Лучше разобраться во всем здесь и сейчас, решила я.
— Даже боюсь рассказывать тебе, Люси: вдруг ты окончательно убедишься, что я сам псих. Когда услышишь, в какой обстановке я рос, то, наверно, закричишь «караул» и убежишь от меня.
— Не пори чушь, — твердо возразила я.
Но в желудке у меня тихонько заныло. Господи, прошу тебя, пусть все это не будет слишком ужасно. Он так мне нравится.
— Ты уверена, что хочешь слушать, Люси?
— Уверена. Не так страшен черт… У тебя есть родители?
— О да. Полный набор. В ассортименте. Пара голубков, как положено.
— И, как ты уже сказал, много братьев?..
— Пятеро.
— Правда много.
— Для наших мест не очень. Мне всегда было стыдно, что количество моих братьев так и не дошло до двузначной отметки.

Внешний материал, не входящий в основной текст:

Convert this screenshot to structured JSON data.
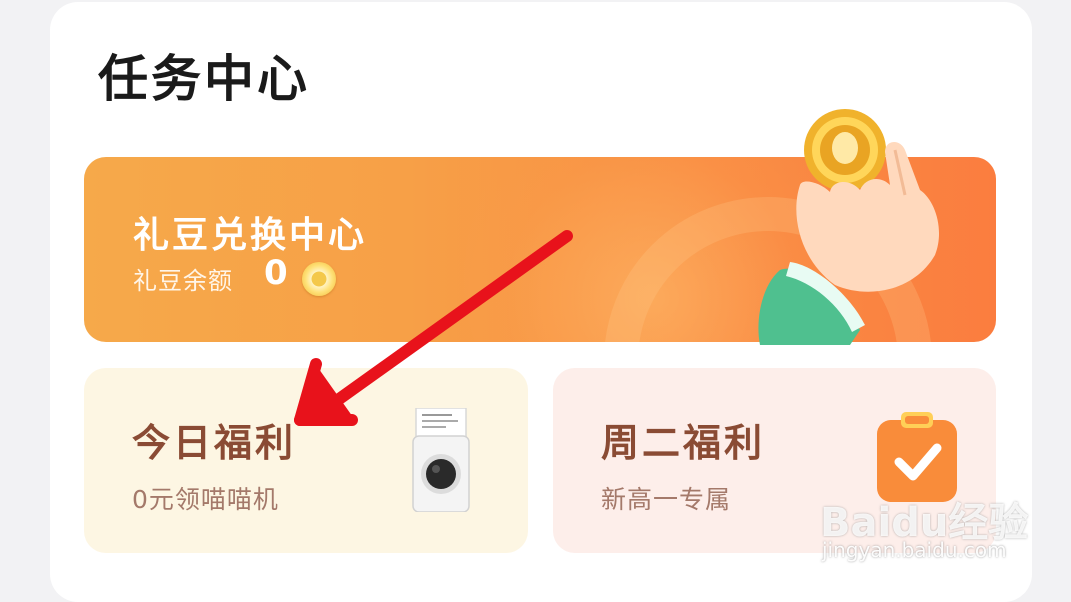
{
  "header": {
    "title": "任务中心"
  },
  "exchange": {
    "title": "礼豆兑换中心",
    "balance_label": "礼豆余额",
    "balance_value": "0",
    "icon": "bean-coin-icon"
  },
  "welfare": [
    {
      "title": "今日福利",
      "subtitle": "0元领喵喵机",
      "icon": "printer-icon"
    },
    {
      "title": "周二福利",
      "subtitle": "新高一专属",
      "icon": "clipboard-check-icon"
    }
  ],
  "watermark": {
    "logo": "Baidu经验",
    "url": "jingyan.baidu.com"
  },
  "colors": {
    "arrow": "#e8121b",
    "exchange_gradient_start": "#f6a94a",
    "exchange_gradient_end": "#fb7d3f",
    "today_bg": "#fdf6e3",
    "tuesday_bg": "#fdeeea",
    "card_title": "#8a4b34"
  }
}
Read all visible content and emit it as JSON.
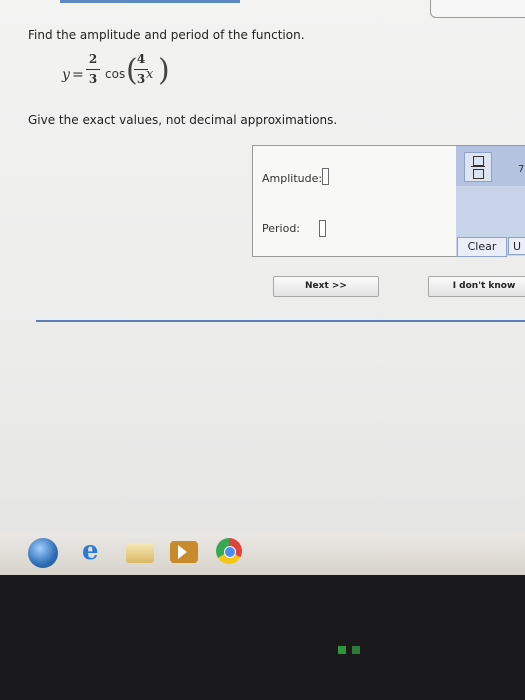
{
  "question": {
    "prompt": "Find the amplitude and period of the function.",
    "equation": {
      "lhs": "y",
      "equals": "=",
      "coef_num": "2",
      "coef_den": "3",
      "func": "cos",
      "paren_open": "(",
      "arg_num": "4",
      "arg_den": "3",
      "var": "x",
      "paren_close": ")"
    },
    "instruction": "Give the exact values, not decimal approximations."
  },
  "answer": {
    "amplitude_label": "Amplitude:",
    "amplitude_value": "",
    "period_label": "Period:",
    "period_value": ""
  },
  "palette": {
    "fraction_icon": "fraction-template-icon",
    "cut_glyph": "7",
    "clear_label": "Clear",
    "undo_label": "U"
  },
  "buttons": {
    "next_label": "Next >>",
    "idk_label": "I don't know"
  },
  "taskbar": {
    "icons": [
      "windows-start-icon",
      "internet-explorer-icon",
      "file-explorer-icon",
      "media-player-icon",
      "chrome-icon"
    ]
  },
  "colors": {
    "divider": "#5c7fb8",
    "palette_bg": "#c8d4ea"
  }
}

— У тебя старшие или младшие?
— Старшие. Все старше меня.
— Так ты маленький.
— Да, хотя я единственный из всех, кто уехал из родительского дома.
— Пять взрослых мужиков, и до сих пор живут с родителями? Это должно создавать массу проблем.

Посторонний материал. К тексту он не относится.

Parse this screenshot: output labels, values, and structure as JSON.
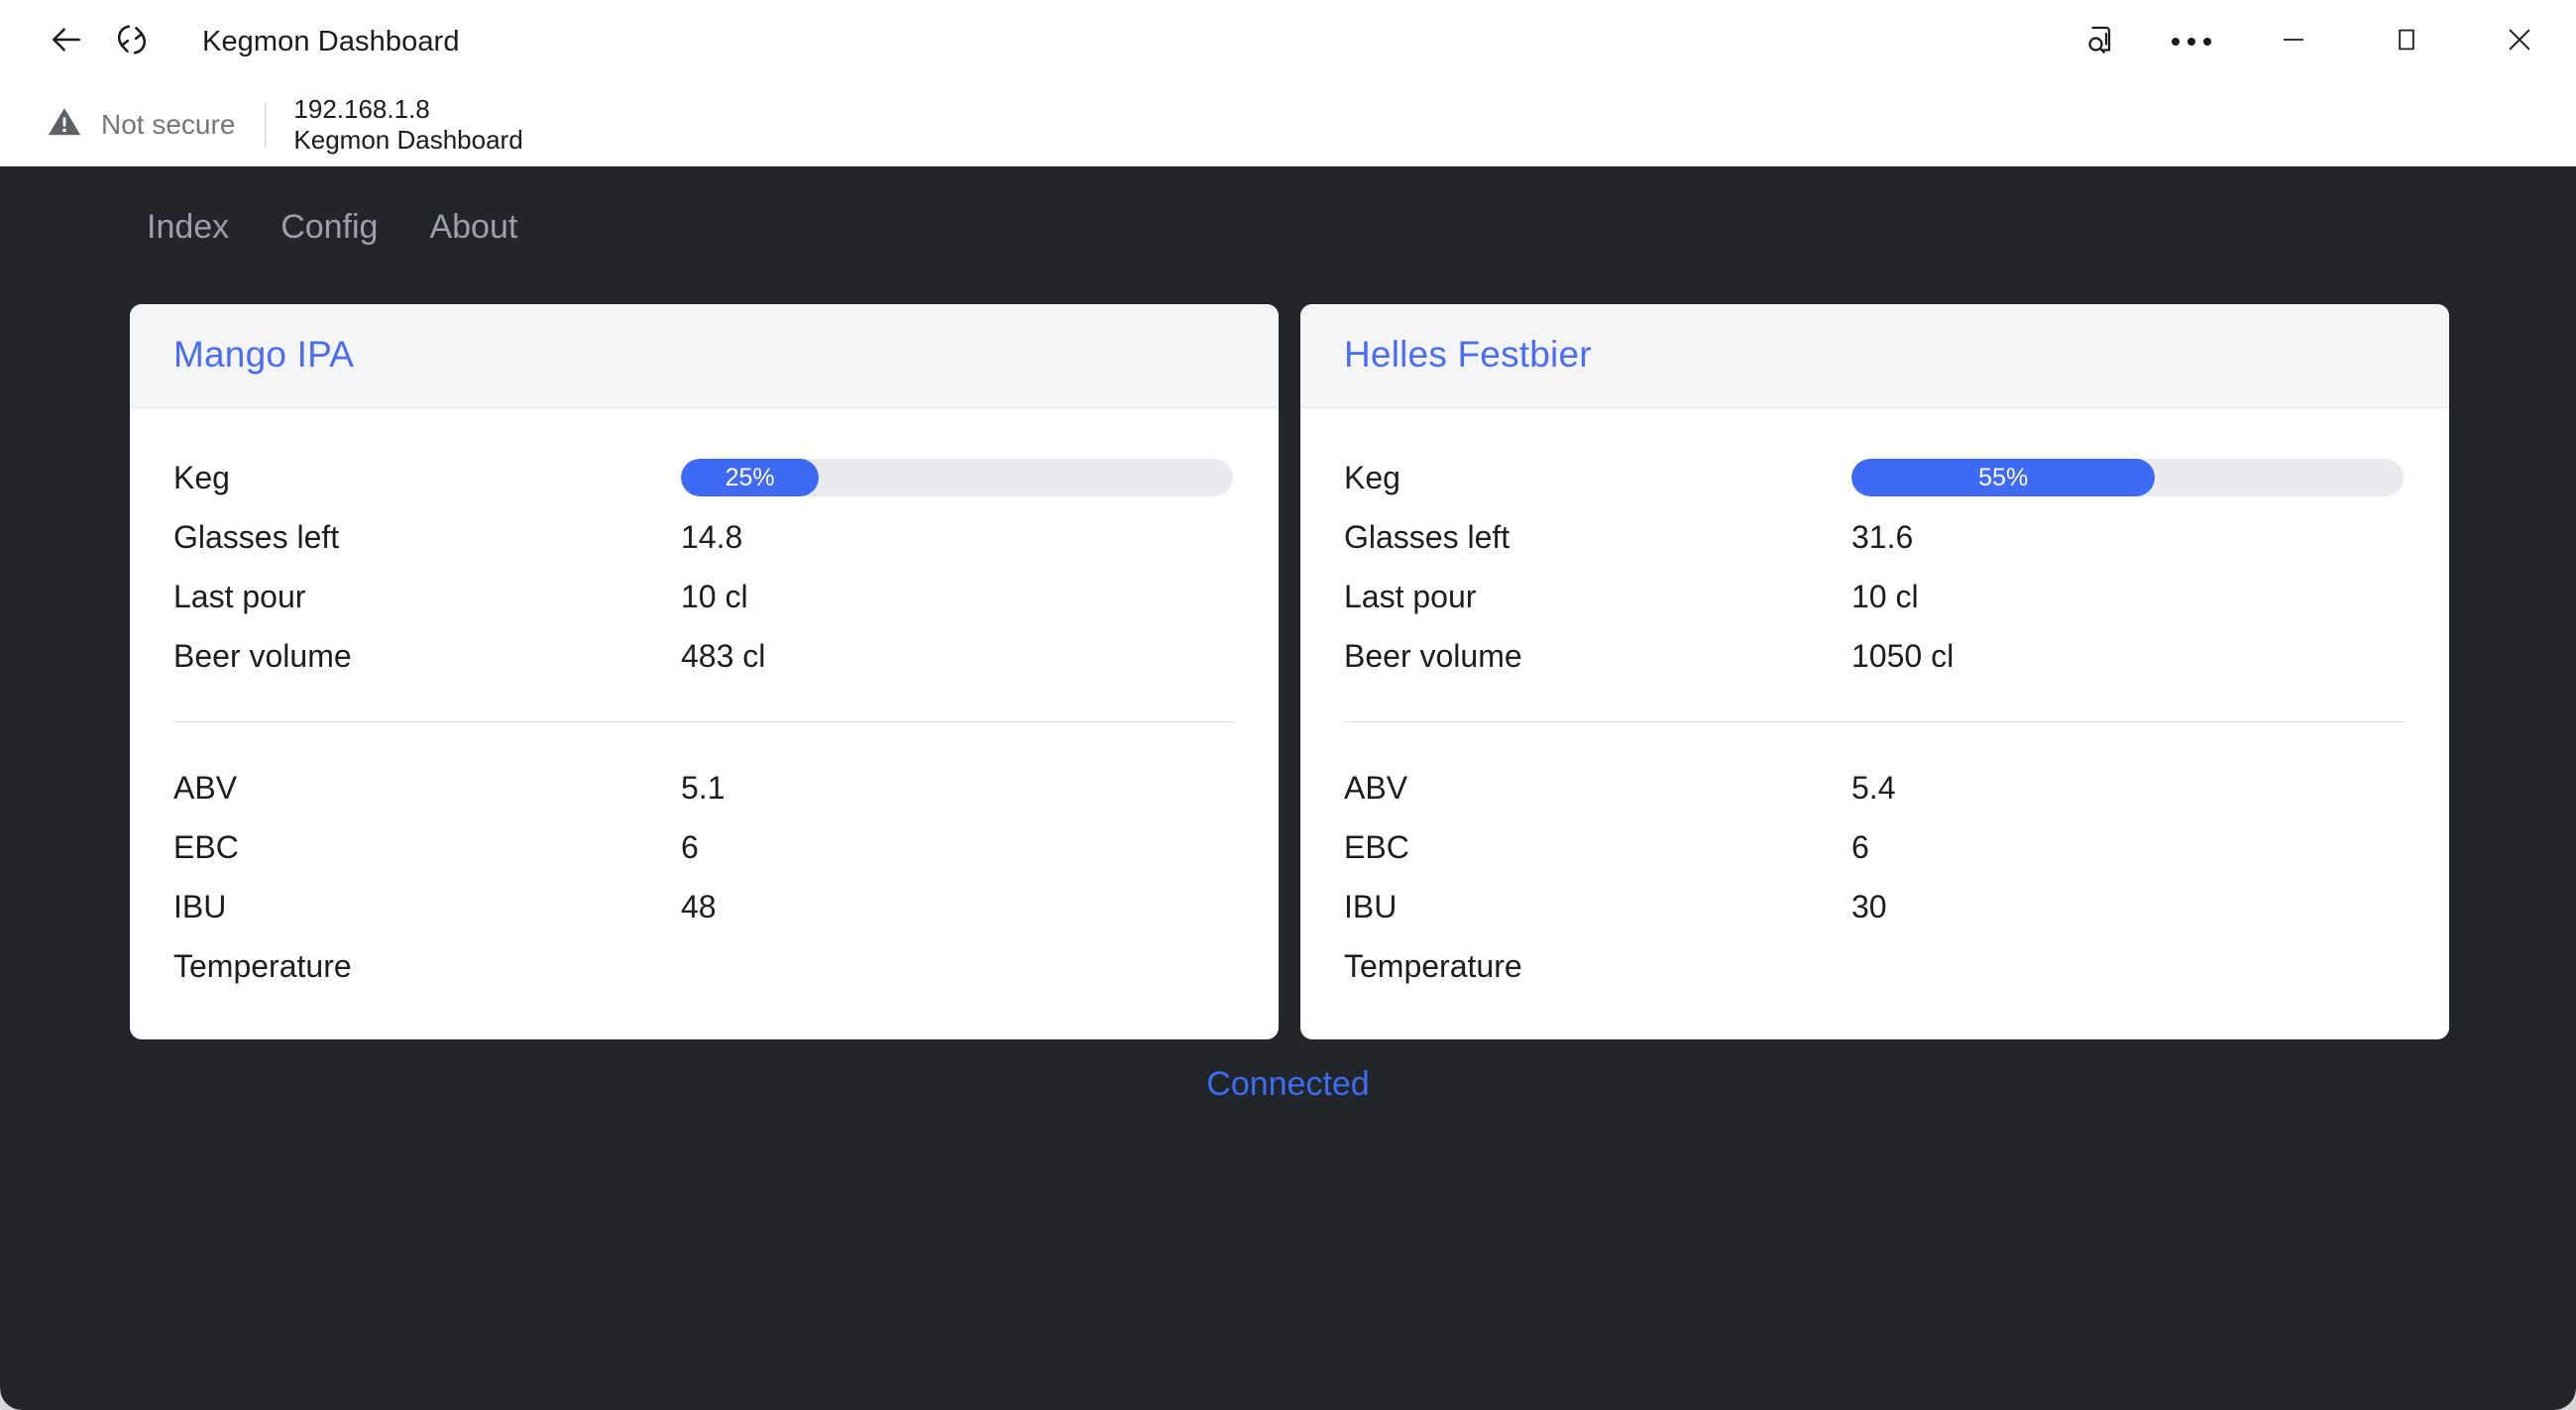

— Спрашиваешь! Да ты и половины себе не представляешь. Но выбора у них нет, потому что все они работают либо на ферме, либо в пабе.
— Вы держите паб?
— Да.
— Значит, вы богатые?
— Да нет.
— Но мне всегда казалось, что если у тебя паб, значит, ты только что сам денег не печатаешь.
— Не в нашем случае. Видишь ли, дело в братьях. Очень не дураки выпить.

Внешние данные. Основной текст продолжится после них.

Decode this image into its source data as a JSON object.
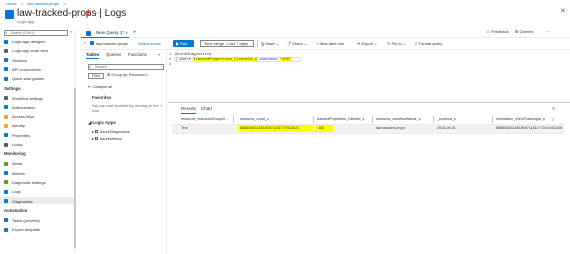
{
  "header": {
    "breadcrumb": [
      "Home",
      ">",
      "law-tracked-props",
      ">"
    ],
    "title": "law-tracked-props | Logs",
    "subtitle": "Logic app",
    "pin_icon": "pin-icon",
    "more_icon": "ellipsis-icon",
    "close_label": "✕"
  },
  "nav": {
    "search_placeholder": "Search (Ctrl+/)",
    "collapse_glyph": "«",
    "items_top": [
      {
        "label": "Logic app designer",
        "color": "#0078d4"
      },
      {
        "label": "Logic app code view",
        "color": "#605e5c"
      },
      {
        "label": "Versions",
        "color": "#0078d4"
      },
      {
        "label": "API connections",
        "color": "#0078d4"
      },
      {
        "label": "Quick start guides",
        "color": "#0078d4"
      }
    ],
    "settings_heading": "Settings",
    "items_settings": [
      {
        "label": "Workflow settings",
        "color": "#605e5c"
      },
      {
        "label": "Authorization",
        "color": "#0078d4"
      },
      {
        "label": "Access keys",
        "color": "#e8a33d"
      },
      {
        "label": "Identity",
        "color": "#e8a33d"
      },
      {
        "label": "Properties",
        "color": "#0078d4"
      },
      {
        "label": "Locks",
        "color": "#605e5c"
      }
    ],
    "monitoring_heading": "Monitoring",
    "items_monitoring": [
      {
        "label": "Alerts",
        "color": "#57a300"
      },
      {
        "label": "Metrics",
        "color": "#0078d4"
      },
      {
        "label": "Diagnostic settings",
        "color": "#57a300"
      },
      {
        "label": "Logs",
        "color": "#0078d4"
      },
      {
        "label": "Diagnostics",
        "color": "#0078d4"
      }
    ],
    "automation_heading": "Automation",
    "items_automation": [
      {
        "label": "Tasks (preview)",
        "color": "#0078d4"
      },
      {
        "label": "Export template",
        "color": "#0078d4"
      }
    ]
  },
  "query_tabs": {
    "active_label": "New Query 1*",
    "close_glyph": "✕",
    "add_glyph": "+",
    "right_links": [
      "Feedback",
      "Queries",
      "⋯"
    ]
  },
  "toolbar": {
    "scope_name": "law-tracked-props",
    "select_scope": "Select scope",
    "run_label": "Run",
    "time_range": "Time range : Last 7 days",
    "items": [
      "Save",
      "Share",
      "New alert rule",
      "Export",
      "Pin to",
      "Format query"
    ]
  },
  "pane": {
    "tabs": [
      "Tables",
      "Queries",
      "Functions"
    ],
    "collapse_glyph": "«",
    "search_placeholder": "Search",
    "filter_label": "Filter",
    "group_by": "Group by: Resource t...",
    "collapse_all": "Collapse all",
    "favorites_heading": "Favorites",
    "favorites_desc": "You can add favorites by clicking on the ☆ icon",
    "logic_apps_heading": "Logic Apps",
    "tree": [
      "AzureDiagnostics",
      "AzureMetrics"
    ]
  },
  "editor": {
    "line_numbers": "1\n2\n3",
    "line1": "AzureDiagnostics",
    "line2_prefix": "| where ",
    "line2_highlight": "trackedProperties_ClientId_s",
    "line2_mid": " contains ",
    "line2_string": "\"456\"",
    "line3": ""
  },
  "results": {
    "tabs": [
      "Results",
      "Chart"
    ],
    "columns": [
      "resource_resourceGroupN...",
      "resource_runId_s",
      "trackedProperties_ClientId_s",
      "resource_workflowName_s",
      "_schema_s",
      "correlation_clientTrackingId_s"
    ],
    "rows": [
      [
        "Test",
        "08585483148186971181772414472",
        "456",
        "law-tracked-props",
        "2016-06-01",
        "0858548314818697118117724144CU06"
      ]
    ]
  }
}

— А, понимаю: они пропивают весь доход.
— Опять не угадала, — усмехнулся он. — Никаких доходов они не пьют. Они пьют спиртное.
— Да ну тебя.
— И денег мы почти не видим, потому что они все пропивают, и мы должны всем пивоварням в Ирландии, поэтому скоро с нами никто не станет иметь дела. Среди виноторговцев Ирландии наше имя — бранное слово.
— Разве у вас нет клиентов? Доходы ведь от них.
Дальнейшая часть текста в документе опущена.